Musea begonnen met digitaliseren om zelf inzicht te krijgen in de collecties: een kaart met de tekst "klapstoel. Ca. 1500 – ca. 1600. Italië" zegt niet zo heel veel terwijl een afbeelding van zo'n object boekdelen spreekt. Wij zijn ons inmiddels gaan beseffen dat wij niet de enigen zijn die nieuwsgierig zijn naar onze objecten: ook het grote publiek bezoekt steeds vaker musea, stelt ons steeds meer vragen over onze collecties en wil steeds meer zien. De afgelopen jaren zijn we zoveel mogelijk museale objecten online gaan zetten zodat iedereen ze kan zien. We delen onze beschrijvingen en beeldmateriaal met diverse thematische portalsites en belangrijke online bronnen als Wikipedia, waardoor miljoenen mensen met ons meelezen en meedenken.

En nu kom ik terug bij mijn wc. Tegenwoordig start iedereen met Google. Ik vond waternet niet met het trefwoord "verstopping", maar loodgieters zonder een webpagina heb ik ook niet gevonden. Als museum worden wij geconfronteerd met een nieuw soort bezoeker: de bezoeker die online heeft gezocht en daar geïnspireerd is geraakt. Gemotiveerd is om een museum te bezoeken, zich in kunst te verdiepen, zelf kunst te maken. De nieuwe realiteit is dat digitale museale objecten massaal gevonden, bekeken en geliket worden. Het Rijksmuseum heeft inmiddels ruim 200.000 objecten met digitaal beeldmateriaal online beschikbaar gesteld. Ik test regelmatig of ik objecten in onze online collectie kan vinden die door niemand geliket zijn. Het lukt me tegenwoordig nog zelden om een onbemind object te vinden.
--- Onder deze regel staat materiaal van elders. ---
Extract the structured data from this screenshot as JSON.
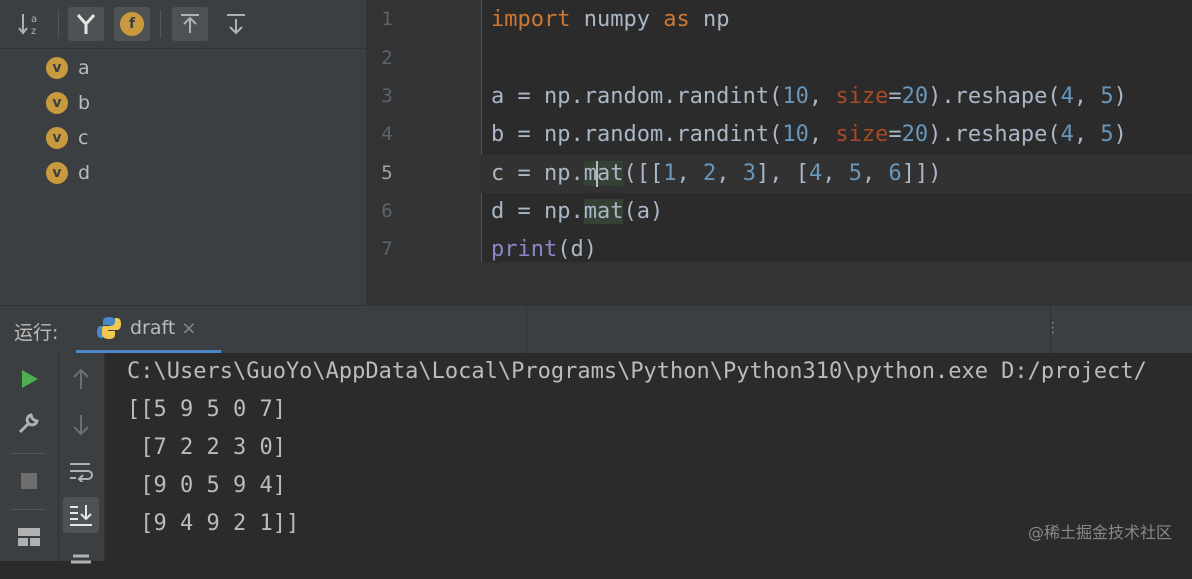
{
  "structure": {
    "items": [
      {
        "badge": "v",
        "label": "a"
      },
      {
        "badge": "v",
        "label": "b"
      },
      {
        "badge": "v",
        "label": "c"
      },
      {
        "badge": "v",
        "label": "d"
      }
    ],
    "toolbar": {
      "sort_icon": "sort-alpha-icon",
      "fields_badge": "f"
    }
  },
  "editor": {
    "line_numbers": [
      "1",
      "2",
      "3",
      "4",
      "5",
      "6",
      "7"
    ],
    "current_line": "5"
  },
  "run": {
    "label": "运行:",
    "tab_name": "draft",
    "tab_close": "×",
    "console_lines": [
      "C:\\Users\\GuoYo\\AppData\\Local\\Programs\\Python\\Python310\\python.exe D:/project/",
      "[[5 9 5 0 7]",
      " [7 2 2 3 0]",
      " [9 0 5 9 4]",
      " [9 4 9 2 1]]"
    ]
  },
  "watermark": "@稀土掘金技术社区"
}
Het omgekeerde van deze nieuwe realiteit is dat een object dat niet gedigitaliseerd is, niet bestaat. 'Digitize ergo sum' . Digitaal geheugenverlies anno 2014 is geen digitaal geheugenverlies: het is het gebrek aan digitale aanwezigheid dat maakt dat wij museumstukken niet leren kennen. Ze vergeten. Onbekend maakt onbemind en deze arme, vergeten stukken zullen steeds dieper in onze depots verdwijnen. Tot ze wellicht helemaal verdwijnen: we ze niet langer behouden omdat ze geen kennis en waarde vertegenwoordigen. Onze tijd dwingt ons om het geheugen van mensen te vullen met digitale beelden om zo de echte objecten te behouden.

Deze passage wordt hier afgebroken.